Indoors, treated greywater can replace fresh water in your washing machine and toilet tanks. Currently, greywater use in showers or bathroom taps isn’t generally recommended, although as treatment options improve, we could see that change.

The Benefits of Greywater Systems

water drop - a guide to greywater systems

Recycling water has the obvious benefit of reducing your water consumption, which reduces your monthly bills and your water footprint. Other specific benefits include:

  • Prolonging the life of your septic system by reducing the water load
  • Not feeling bad about using water during a drought or shortage
  • Providing your plants with a more nutrient-rich water supply
  • Providing yourself with a water supply if your home is off-grid

Tiny houses and off-grid homes and cottages benefit most from greywater systems, particularly in water-stressed regions. They reduce water intake from wells, tanks and cisterns, allow homes to manage wastewater safely and in some cases, lower the risk of actually, actually running out of water.

If you’re in a standard residential home, and already have high-efficiency plumbing and good water-saving habits, you probably wouldn’t see enough of a benefit to justify the cost of installing an extensive system. That could easily change, however, depending on your geographic locale.

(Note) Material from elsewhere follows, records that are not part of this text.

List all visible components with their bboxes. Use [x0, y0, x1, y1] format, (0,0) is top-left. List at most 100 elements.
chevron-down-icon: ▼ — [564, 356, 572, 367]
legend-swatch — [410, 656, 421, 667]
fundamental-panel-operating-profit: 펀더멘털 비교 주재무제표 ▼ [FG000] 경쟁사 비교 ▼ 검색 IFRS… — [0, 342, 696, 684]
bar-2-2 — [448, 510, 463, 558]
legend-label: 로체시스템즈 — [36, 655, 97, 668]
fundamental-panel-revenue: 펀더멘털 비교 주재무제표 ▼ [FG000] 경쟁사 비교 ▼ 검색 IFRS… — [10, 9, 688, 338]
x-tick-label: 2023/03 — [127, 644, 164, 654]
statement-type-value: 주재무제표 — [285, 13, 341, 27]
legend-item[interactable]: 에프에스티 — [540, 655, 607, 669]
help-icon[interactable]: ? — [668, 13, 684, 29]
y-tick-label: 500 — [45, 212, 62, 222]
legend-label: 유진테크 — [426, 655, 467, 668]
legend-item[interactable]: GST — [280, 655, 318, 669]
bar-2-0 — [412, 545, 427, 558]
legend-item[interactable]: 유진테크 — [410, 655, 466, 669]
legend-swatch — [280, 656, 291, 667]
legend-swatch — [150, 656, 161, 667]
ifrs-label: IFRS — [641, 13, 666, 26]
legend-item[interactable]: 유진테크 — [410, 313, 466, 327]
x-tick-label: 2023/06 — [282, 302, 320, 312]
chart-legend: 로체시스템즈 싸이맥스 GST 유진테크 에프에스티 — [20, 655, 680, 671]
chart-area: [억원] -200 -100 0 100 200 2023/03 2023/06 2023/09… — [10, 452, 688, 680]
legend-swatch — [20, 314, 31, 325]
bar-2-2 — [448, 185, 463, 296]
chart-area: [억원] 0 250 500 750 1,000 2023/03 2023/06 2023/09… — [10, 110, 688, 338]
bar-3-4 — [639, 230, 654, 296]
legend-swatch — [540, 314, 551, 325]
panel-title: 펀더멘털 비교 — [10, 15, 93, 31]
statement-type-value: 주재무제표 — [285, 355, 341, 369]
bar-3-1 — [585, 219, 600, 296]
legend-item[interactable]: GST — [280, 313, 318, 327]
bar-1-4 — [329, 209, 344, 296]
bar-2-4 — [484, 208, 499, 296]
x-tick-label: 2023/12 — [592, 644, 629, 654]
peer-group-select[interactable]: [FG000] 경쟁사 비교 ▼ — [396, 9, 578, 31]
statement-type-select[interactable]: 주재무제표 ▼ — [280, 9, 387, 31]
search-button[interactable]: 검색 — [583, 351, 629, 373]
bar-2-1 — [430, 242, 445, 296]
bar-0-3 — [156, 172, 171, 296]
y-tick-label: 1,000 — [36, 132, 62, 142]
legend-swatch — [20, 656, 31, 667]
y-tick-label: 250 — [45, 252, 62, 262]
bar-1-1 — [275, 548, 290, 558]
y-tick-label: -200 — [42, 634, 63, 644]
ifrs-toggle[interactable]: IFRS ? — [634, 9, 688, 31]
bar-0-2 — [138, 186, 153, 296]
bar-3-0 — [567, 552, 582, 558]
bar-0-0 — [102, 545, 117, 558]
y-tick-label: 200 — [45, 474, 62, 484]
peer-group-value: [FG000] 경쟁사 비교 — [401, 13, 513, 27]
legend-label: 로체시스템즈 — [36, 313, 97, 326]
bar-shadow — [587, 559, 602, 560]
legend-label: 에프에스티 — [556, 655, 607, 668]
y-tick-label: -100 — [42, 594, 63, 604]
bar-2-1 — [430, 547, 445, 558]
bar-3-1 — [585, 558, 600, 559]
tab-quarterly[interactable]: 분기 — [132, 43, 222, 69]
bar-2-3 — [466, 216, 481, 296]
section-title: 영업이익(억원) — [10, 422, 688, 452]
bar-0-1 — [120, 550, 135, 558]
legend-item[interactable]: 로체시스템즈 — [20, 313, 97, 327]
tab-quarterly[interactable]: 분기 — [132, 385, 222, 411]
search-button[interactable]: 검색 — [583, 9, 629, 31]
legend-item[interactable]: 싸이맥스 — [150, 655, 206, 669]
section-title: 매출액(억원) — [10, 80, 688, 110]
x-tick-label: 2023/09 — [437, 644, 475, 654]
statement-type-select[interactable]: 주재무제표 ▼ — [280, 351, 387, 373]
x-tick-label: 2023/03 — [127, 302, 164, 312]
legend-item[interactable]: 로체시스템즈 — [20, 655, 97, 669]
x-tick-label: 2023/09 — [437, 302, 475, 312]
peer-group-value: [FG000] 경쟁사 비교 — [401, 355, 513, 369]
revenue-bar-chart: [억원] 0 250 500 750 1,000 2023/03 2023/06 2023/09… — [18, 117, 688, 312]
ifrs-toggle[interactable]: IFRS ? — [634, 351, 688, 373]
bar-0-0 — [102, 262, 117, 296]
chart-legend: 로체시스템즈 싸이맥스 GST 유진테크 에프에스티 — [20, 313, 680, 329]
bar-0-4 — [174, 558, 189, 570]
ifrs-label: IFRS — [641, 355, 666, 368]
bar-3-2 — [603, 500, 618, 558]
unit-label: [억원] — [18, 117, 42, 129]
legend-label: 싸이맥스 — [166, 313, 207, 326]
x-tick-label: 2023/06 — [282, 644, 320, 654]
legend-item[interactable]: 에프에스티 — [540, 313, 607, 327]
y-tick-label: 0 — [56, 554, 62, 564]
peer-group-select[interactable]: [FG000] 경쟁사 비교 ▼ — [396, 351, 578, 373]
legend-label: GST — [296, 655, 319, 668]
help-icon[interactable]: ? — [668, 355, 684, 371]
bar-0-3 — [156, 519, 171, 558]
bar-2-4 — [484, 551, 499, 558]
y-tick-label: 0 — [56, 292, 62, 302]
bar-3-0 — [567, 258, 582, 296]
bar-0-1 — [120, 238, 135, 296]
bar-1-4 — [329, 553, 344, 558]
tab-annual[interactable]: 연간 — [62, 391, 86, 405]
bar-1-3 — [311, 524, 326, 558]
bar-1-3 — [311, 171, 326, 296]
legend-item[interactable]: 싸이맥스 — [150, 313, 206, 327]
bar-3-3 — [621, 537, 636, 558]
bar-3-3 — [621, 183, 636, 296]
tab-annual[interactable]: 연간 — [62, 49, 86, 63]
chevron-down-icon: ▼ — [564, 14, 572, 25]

Many communities regularly face water shortages at some point in the year. That trend is expected to increase as America’s supply of fresh water diminishes, meaning that intensive water saving strategies like greywater systems will make more sense in more homes as time goes by.

Different Types of Greywater Systems

The main types of systems are distinguished by whether the water is moved through the pipes by gravity or by a pump, and whether the water will be distributed outside or recycled for indoor use, which will require some kind of water treatment.

At its most basic, greywater systems will be composed of plumbing that collects the greywater, a holding or surge tank with an overflow that connects to the sewer or septic system and a distribution system.

The simplest of these diversion types of systems are gravity based. Gravity-based systems are designed to passively allow water from the home to flow through irrigation pipes and reach your lawn or garden. Diverter valves allow you to direct water either to your garden or to the sewer/septic tank, which is a necessity in places that get hard winters.

If your home and yard are set up such that gravity does not help you (i.e., if your property doesn’t have sufficient slope), you can pump the water where it needs to go. Systems that use pumps introduce lots of other complexities to the project. There will be parts to maintain and replace, as well as additional electricity use. These are all factors to consider if you’re trying to save money or use fewer resources.

Greywater systems that recycle water for indoor use are more complicated. If the greywater is going to be used inside, it needs to be treated to remove pathogens and chemicals. These systems typically treat the water through some kind of filtration process and either chemical or UV disinfection.

Installing a Greywater System

The first step to installing a greywater system is familiarizing yourself with municipal codes pertaining to these systems. They’ll differ from region to region, and they frequently change as systems become more common and technology develops. There will be limitations on what you can do (your greywater cannot end up in your neighbour’s yard, for example). And there will undoubtedly be permits to apply for. Installations for new homes is often easier, but it’s common to retrofit older houses, too.

There are companies that specialize in this technology, and they can help you with design and installation. Because of the impact untreated greywater can have on local drinking supplies, some regions will require that all plumbing for this project be completed by a licensed plumber.

With basic plumbing skills, however, you can also DIY a simple greywater system for outdoor irrigation. Art Ludwig offers up instructions for a laundry to landscape system here.

While greywater systems won’t make sense for every home, they’re worth considering if you live in an area where water shortages are frequent or if your irrigation needs outstrip what you want to pay for water. In the right contexts, these systems could be a game changer for you.